In production environments, the Tianyi Cloud team has made multiple customized optimizations based on DolphinScheduler:

Standardized Result Sets
Unified node output into CSV format to reduce memory usage and improve disk write efficiency.
Full-link Lineage Tracking
Visualize the complete data path from collection and processing to output, supporting dependency analysis and auditing between tasks.

By leveraging three parsing engines—SQLLineage4J, SQLLineage, and GSP—all kinds of SQL scripts are parsed into lineage relationships and stored in the metadata center. These lineage data are then consumed by downstream modules such as the data catalog and data services, enabling visualization, search, and impact analysis of data assets.

Integration with Third-party Task Systems Supports graphical registration to connect third-party task systems (such as Dinky, AWS EMR) and allows direct task submission via OpenAPI, reducing integration development costs.

These optimizations significantly improve the flexibility and maintainability of task scheduling and provide a unified scheduling hub for different types of business.

Outlook for the AI Era

Finally, I’d like to share my vision for DolphinScheduler in the era of Agentic AI. In the Agentic AI era, users’ expectations—or even their usage patterns—of DolphinScheduler are changing. For example, in the June Meetup, the community shared its exploration of MCP (Model Context Protocol) for DolphinScheduler, which means that in the future, the “users” of DolphinScheduler may extend from human developers to AI Agents.

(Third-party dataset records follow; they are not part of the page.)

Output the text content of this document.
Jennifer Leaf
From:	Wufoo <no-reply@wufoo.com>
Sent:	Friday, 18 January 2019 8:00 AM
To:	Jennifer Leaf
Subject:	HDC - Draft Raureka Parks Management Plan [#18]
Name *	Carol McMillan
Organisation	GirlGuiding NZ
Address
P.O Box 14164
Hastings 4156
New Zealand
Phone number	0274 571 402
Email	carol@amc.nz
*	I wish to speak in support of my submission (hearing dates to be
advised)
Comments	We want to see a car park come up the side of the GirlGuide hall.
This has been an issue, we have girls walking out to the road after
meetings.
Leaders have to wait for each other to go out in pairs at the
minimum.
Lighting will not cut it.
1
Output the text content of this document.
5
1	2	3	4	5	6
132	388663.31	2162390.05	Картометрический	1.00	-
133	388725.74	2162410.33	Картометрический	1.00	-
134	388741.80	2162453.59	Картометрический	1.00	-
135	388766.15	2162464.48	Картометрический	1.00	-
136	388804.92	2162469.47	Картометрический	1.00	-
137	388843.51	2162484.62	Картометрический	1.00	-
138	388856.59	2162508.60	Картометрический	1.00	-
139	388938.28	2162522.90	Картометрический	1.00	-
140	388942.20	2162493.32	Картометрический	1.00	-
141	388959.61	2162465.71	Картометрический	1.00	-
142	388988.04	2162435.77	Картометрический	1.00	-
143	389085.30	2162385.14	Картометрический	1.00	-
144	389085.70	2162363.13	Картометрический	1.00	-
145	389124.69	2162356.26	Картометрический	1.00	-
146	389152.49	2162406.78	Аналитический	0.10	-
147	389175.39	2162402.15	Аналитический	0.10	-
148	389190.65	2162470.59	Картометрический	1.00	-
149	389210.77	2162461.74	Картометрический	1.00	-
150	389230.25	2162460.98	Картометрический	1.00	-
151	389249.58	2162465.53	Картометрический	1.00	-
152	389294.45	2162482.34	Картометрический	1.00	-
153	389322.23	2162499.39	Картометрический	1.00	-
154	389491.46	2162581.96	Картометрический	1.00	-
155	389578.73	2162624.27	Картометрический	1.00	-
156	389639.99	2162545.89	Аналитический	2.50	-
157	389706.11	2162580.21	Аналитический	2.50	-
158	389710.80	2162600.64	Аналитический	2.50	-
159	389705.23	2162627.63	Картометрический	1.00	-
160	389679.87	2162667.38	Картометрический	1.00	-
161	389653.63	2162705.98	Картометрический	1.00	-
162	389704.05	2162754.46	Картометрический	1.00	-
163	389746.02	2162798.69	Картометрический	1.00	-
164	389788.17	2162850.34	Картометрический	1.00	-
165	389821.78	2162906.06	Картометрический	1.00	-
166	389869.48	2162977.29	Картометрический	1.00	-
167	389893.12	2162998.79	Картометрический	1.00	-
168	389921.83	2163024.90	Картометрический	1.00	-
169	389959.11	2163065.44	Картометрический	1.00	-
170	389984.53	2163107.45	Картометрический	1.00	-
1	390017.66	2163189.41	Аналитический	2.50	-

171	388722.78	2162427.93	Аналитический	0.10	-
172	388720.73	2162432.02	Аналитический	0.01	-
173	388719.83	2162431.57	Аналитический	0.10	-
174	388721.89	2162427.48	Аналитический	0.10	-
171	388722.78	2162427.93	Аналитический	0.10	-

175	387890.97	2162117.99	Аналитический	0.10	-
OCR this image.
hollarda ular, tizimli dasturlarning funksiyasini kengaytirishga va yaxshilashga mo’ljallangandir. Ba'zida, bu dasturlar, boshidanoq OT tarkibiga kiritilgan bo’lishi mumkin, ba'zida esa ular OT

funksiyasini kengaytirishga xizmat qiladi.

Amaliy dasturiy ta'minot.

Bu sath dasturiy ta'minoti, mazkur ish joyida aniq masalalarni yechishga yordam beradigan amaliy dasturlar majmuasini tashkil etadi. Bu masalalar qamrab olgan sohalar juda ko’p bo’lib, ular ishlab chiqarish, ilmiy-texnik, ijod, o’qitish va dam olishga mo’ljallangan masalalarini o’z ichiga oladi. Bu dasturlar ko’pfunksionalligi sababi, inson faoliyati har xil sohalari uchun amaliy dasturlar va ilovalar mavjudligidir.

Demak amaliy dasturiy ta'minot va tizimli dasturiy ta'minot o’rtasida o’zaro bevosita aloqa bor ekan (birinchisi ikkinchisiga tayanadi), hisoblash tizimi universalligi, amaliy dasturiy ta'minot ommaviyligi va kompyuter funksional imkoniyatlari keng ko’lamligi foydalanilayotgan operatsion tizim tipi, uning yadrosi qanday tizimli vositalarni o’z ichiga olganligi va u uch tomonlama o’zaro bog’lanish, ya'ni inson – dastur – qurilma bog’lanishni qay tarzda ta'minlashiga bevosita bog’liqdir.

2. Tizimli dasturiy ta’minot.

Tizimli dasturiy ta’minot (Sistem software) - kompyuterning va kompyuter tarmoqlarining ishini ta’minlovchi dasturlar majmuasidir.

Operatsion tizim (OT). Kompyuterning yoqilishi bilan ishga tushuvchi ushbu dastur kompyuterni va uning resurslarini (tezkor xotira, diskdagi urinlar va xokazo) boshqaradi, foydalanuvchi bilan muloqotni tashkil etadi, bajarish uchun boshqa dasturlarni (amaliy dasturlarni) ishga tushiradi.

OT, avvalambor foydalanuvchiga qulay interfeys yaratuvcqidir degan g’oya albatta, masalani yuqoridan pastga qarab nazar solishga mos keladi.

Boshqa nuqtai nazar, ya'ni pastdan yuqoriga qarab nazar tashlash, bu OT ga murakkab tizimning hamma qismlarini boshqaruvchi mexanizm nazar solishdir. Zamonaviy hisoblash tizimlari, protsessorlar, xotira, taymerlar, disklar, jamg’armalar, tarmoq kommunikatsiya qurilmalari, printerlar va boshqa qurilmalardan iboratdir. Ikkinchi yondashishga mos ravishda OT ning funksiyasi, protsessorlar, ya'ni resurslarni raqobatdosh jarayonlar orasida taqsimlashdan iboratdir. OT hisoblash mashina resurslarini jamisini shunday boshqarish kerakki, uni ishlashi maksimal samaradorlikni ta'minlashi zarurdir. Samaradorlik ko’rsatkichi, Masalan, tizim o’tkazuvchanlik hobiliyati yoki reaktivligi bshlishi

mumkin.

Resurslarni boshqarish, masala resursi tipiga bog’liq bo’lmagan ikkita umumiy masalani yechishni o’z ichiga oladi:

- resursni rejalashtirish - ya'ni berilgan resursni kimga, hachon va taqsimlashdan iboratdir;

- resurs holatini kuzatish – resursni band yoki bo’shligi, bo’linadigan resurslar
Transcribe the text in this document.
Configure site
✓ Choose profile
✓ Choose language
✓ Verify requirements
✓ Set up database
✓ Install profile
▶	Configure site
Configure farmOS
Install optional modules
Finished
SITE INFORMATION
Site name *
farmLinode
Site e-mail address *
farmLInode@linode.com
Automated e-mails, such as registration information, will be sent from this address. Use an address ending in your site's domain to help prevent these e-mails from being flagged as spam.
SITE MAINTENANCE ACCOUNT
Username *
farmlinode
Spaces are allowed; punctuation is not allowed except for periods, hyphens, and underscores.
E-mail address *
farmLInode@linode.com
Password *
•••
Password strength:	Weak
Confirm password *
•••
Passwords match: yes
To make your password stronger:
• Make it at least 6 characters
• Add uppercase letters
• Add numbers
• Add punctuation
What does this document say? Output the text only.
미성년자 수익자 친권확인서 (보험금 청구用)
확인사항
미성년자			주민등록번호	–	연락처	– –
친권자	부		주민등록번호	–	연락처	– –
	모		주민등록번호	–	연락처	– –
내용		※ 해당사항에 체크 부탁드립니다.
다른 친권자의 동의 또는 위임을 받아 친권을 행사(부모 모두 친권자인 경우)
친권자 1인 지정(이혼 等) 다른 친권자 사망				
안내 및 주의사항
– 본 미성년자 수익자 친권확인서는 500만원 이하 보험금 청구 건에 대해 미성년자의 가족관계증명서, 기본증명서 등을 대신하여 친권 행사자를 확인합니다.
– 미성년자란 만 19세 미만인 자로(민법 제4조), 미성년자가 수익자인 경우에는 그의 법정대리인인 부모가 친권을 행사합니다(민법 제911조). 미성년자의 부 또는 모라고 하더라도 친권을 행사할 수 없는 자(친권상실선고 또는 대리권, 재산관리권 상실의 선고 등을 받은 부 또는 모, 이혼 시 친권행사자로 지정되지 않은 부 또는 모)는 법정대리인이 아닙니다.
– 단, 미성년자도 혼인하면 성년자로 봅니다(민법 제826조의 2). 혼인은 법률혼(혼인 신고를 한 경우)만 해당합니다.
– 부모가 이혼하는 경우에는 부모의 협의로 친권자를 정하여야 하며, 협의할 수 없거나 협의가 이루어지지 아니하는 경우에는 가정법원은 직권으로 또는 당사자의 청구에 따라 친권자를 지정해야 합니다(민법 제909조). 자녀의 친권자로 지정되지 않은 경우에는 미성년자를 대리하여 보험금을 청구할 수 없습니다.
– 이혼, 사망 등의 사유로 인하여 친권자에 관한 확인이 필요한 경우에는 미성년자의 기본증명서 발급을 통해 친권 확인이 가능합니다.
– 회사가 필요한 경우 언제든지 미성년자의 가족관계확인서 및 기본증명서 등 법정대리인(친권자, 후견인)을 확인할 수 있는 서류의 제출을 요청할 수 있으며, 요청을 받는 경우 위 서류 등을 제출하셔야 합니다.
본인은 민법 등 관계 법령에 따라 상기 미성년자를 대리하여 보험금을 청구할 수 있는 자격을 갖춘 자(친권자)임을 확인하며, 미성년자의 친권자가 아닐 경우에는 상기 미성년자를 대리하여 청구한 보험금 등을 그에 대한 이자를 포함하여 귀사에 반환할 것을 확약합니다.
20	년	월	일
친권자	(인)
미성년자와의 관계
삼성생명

Perhaps in the near future, the target users of DolphinScheduler will be agents, and the scheduling platform will no longer be just a web console for humans, but a part of AI workflows. I believe DolphinScheduler has a natural advantage here. While various big data components are building their own MCP Servers, as a platform that already integrates almost all big data components, it’s more efficient, easier to maintain, and lighter to have DolphinScheduler serve as the unified scheduling entry rather than letting each component develop its own MCP Server.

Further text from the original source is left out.